Many months back I made a commitment, that I would train to compete and stop trailing the pack. Pun aside I have a genuine desire to see out races from the front and one day podium a local event. My first big checkpoint is the CTS Endurance Life 7 mile race at Ravenscar, in just three weeks time.
Preparation got underway once recovery from the Wainstones marathon was complete and it began with a bang. Jayson had me doing all sorts of speedwork including central to it all Park Runs.
Despite completing my first marathon I still suffer a lack of confidence and self worth. Of course I am talking in race terms; I look at the competition, then at myself and think “I don’t deserve to compete.” But to feel capable, I must first be capable.
The first session back in July – 800 metre sprints – saw me average 6.09 min/mi splits. Essentially I couldn’t hold better than 6:09 minute mile pace over half a mile sprints consistently. This statistic is quite important later in the post.
As well as the mental battle my body rebelled the new regime. My calfs were tight, thighs soar and feet starting to irritate. A new pair of hybrid Brooks shoes weren’t helping, I persisted with the ill suited footwear determined to break them in but to no avail. My persistence would prove costly as among other issues the shoes brought about Plantar Fasciitis. You can read more about that in my post “how to treat Plantar Fasciitis” but as the title suggests I managed to tame the issue.
No sooner had pain along the bottom of my foot gone, it started across the top, possibly tendinitis? No matter how strong and anti-injury I become, the risk is always there with high intensity training and this was a sobering reminder. Anyway, I pushed on as the sprint work began to pay dividends.
My Park Run Journey
I finished my first ever Park run in 20:44 back in February. My next crack was in July crossing the line in 19:36 an average pace of 6:32 min/miles.
Challenging the top three required a minimum time of sub 19 minutes and in August I cracked 18:57 (5th place) leading nicely into September and my last Park Run before Ravenscar. To date I had practised sitting back in park runs, before over taking the field in the second half. My final crack would be the opposite.
Jayson wanted me flying out the traps for the simple reason that Ravenscar starts with a bottle neck. The event begins in an open field, one minute later the race sweeps right to join the Cleveland Way and offers little chance to over take for about 2-3 miles. If I get stuck behind someone it could prove costly. I needed to feel the burn of a fast start and learn to settle back into a consistent pace after.
Where better to practice than at the start of a Park Run? I did just this as the picture shows below, the other runners in Dalby must have thought, “look at this idiot.”
Its the weirdest sensation – when you lead the race and no one follows – just you, the music and your heaving chest. For a second it felt like just another training run, which made me panic – I’m going too fast – but sure enough the race settled down eventually. Sitting myself in third or fourth the jostling began and before I knew it the track spat out on the long straight home – only 6 minutes left.

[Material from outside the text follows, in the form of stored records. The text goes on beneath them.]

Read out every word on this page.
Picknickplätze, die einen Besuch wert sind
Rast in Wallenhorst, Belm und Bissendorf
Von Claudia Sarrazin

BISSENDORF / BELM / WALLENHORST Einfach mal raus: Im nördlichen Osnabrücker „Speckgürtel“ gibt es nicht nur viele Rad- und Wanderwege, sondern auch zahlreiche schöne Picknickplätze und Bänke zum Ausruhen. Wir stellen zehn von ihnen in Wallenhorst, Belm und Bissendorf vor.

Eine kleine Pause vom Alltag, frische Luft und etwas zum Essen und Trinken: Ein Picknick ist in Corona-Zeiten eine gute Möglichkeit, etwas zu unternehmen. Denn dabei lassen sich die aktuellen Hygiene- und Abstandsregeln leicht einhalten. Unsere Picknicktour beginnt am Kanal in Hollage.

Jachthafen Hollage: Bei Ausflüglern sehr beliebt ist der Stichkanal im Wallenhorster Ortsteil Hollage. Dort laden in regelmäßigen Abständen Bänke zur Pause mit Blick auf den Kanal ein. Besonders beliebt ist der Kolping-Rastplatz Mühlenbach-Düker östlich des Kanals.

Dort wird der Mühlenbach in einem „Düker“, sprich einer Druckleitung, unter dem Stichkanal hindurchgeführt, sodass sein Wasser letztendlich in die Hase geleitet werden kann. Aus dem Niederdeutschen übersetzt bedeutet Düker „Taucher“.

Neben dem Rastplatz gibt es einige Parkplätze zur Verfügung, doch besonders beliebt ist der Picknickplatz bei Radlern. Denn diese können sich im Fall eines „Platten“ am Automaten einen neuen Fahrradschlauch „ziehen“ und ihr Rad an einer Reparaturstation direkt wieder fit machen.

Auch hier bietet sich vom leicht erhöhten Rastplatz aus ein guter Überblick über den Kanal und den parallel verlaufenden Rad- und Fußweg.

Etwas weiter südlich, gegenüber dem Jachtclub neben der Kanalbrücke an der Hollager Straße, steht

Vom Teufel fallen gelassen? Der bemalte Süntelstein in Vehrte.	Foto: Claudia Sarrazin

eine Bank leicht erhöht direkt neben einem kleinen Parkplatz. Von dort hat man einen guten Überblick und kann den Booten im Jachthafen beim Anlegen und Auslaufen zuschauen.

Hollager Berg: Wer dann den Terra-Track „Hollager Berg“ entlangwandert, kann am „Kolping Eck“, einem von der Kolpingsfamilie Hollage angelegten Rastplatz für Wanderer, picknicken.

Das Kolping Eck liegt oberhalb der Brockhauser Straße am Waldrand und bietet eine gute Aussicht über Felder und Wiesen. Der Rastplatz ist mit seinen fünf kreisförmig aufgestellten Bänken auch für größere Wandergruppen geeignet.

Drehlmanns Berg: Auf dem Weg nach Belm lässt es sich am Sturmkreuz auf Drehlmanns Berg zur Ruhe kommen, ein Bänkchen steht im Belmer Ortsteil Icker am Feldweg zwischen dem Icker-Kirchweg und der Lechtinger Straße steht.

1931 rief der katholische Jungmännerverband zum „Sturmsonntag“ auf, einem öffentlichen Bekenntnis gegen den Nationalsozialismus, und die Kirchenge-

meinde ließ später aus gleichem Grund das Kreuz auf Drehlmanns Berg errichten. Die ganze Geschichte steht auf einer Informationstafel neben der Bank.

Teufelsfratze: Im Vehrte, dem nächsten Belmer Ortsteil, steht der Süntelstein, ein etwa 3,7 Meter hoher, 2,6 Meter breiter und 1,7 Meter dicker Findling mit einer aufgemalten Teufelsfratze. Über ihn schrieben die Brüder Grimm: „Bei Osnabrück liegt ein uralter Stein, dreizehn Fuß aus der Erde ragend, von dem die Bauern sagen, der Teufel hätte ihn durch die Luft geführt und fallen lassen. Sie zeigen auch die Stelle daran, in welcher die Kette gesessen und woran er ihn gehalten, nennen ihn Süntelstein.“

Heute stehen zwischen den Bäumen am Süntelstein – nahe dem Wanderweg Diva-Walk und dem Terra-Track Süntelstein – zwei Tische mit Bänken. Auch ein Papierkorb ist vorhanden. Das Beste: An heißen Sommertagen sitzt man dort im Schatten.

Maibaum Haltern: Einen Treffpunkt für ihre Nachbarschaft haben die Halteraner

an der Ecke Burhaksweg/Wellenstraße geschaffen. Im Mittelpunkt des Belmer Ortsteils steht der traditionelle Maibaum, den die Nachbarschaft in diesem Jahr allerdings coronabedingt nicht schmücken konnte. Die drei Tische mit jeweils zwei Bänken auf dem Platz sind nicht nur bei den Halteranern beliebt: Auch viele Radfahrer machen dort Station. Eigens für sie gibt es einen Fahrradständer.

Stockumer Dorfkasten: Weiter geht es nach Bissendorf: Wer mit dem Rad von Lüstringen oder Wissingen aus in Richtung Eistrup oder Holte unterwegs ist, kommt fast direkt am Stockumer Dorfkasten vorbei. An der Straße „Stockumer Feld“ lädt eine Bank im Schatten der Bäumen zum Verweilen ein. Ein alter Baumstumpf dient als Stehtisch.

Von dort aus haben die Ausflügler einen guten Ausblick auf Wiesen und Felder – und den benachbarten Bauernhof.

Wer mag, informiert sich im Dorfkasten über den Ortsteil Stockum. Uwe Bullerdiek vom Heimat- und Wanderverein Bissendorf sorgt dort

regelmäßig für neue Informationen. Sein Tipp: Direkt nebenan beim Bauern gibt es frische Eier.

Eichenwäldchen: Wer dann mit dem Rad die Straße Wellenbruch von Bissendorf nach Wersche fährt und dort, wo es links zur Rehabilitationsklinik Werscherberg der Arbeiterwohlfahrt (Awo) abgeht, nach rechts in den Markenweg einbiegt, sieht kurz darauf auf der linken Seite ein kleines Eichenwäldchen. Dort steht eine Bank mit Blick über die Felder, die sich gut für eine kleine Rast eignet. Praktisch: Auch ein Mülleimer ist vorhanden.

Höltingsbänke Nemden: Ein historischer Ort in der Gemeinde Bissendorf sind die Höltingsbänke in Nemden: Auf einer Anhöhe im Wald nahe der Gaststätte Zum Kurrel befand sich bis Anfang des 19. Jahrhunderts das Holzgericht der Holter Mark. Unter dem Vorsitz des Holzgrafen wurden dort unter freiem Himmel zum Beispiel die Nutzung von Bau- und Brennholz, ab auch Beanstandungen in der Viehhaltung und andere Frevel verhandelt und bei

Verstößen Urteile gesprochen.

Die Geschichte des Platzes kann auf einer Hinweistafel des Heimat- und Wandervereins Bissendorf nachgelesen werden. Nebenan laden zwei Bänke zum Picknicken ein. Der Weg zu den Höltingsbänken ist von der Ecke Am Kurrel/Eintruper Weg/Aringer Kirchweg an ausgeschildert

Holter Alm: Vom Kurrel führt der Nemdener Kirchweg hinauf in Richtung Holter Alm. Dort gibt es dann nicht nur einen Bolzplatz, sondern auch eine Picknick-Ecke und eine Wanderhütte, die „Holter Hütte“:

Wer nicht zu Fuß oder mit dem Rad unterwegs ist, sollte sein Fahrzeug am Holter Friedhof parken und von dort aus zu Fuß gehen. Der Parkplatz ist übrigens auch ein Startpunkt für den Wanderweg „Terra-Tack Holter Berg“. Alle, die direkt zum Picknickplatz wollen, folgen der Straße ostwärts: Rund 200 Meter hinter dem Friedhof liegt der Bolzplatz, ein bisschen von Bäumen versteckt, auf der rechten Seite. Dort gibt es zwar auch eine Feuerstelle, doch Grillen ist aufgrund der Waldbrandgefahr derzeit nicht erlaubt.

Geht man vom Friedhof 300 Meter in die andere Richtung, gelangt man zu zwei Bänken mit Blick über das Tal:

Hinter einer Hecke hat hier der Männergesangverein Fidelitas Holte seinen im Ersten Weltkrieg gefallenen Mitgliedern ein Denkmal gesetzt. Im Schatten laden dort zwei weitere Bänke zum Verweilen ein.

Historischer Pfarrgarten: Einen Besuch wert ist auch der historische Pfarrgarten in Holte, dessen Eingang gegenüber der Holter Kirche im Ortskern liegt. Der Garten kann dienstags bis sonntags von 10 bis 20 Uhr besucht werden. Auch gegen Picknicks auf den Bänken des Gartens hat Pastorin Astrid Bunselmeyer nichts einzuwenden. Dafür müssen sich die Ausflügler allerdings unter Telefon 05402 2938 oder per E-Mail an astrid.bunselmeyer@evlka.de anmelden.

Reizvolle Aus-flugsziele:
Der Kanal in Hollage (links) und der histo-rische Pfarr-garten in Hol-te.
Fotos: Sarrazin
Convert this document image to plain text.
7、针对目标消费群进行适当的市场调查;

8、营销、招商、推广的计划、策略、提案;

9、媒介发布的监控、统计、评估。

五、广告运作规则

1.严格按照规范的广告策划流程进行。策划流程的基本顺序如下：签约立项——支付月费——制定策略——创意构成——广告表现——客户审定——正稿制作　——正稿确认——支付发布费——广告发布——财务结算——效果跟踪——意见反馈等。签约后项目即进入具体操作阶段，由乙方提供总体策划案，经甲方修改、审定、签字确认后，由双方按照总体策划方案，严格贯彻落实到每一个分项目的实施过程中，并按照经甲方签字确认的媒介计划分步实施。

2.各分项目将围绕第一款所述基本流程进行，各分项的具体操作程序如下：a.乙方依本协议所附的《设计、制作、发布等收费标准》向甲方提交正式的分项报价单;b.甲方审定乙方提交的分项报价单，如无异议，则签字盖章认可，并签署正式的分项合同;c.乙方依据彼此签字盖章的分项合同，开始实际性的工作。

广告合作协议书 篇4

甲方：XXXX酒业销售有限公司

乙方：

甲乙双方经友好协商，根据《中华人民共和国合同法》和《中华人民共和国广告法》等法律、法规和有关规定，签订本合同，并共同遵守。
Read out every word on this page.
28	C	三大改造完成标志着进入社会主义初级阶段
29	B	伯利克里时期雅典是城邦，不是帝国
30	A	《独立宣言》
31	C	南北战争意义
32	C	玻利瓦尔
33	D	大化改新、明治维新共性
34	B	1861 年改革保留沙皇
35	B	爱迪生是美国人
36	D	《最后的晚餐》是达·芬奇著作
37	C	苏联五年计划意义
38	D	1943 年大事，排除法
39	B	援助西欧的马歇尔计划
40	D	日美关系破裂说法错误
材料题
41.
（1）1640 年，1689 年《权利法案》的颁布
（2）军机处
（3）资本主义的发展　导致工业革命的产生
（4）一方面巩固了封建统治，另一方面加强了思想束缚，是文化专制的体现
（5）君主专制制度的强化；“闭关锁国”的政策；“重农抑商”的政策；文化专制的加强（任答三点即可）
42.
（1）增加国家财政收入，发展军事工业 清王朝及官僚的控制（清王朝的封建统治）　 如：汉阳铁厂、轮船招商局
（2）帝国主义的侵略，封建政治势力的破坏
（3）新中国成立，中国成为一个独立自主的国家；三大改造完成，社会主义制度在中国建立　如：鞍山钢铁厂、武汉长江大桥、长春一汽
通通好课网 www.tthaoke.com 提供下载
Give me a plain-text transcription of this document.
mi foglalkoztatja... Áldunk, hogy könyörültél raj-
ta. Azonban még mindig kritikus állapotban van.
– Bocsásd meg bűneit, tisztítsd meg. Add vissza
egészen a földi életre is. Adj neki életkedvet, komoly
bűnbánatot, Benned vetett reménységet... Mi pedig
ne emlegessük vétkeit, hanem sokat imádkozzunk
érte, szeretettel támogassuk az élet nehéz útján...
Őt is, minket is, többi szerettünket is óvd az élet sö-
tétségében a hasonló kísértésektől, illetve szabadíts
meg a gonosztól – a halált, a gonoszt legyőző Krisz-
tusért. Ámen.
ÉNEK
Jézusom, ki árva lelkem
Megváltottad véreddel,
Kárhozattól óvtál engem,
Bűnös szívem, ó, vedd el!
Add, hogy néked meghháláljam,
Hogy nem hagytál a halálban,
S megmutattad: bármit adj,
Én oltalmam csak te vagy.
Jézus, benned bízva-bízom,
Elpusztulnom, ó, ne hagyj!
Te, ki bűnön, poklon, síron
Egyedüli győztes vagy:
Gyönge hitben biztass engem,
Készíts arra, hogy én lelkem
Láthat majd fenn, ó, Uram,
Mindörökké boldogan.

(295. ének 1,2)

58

Checking in with myself I felt good, in control and positioned nicely behind the front two, so I put my foot down. A few minutes later I took the lead and held on with numerous nervous glances behind. My time, 18:34, an average pace of 6:08 min/miles the same pace I couldn’t hold during half mile sprints just 7 weeks prior.
For that I owe a huge thanks to Jayson and his training plan. Anyway, I experienced a race from the front, not the most competitive but a race all the same. Whatever happens in Ravenscar, whether I podium, finish top five or completely flop I couldn’t be more prepared. I leave you with a picture of my dart to the finish line at Dalby and an unexpected sentimental thought I fell upon last Sunday:)
Craving a change of scenery I stumbled upon old memories the day after Park Run. A yearning for nostalgia carried me across fields and the grounds of an Elementary School. This was the same school I attended growing up. Running toward the main block in the West Wing took me past a sprint track, the same track where my poor self esteem and battered confidence were formed. On that very track – at a tender age – I established many wrong assumptions about my natural ability and what the term really meant. How apt to run through these memories, to lose myself around such ghosts just one day after the Park Run, one day after proving them wrong.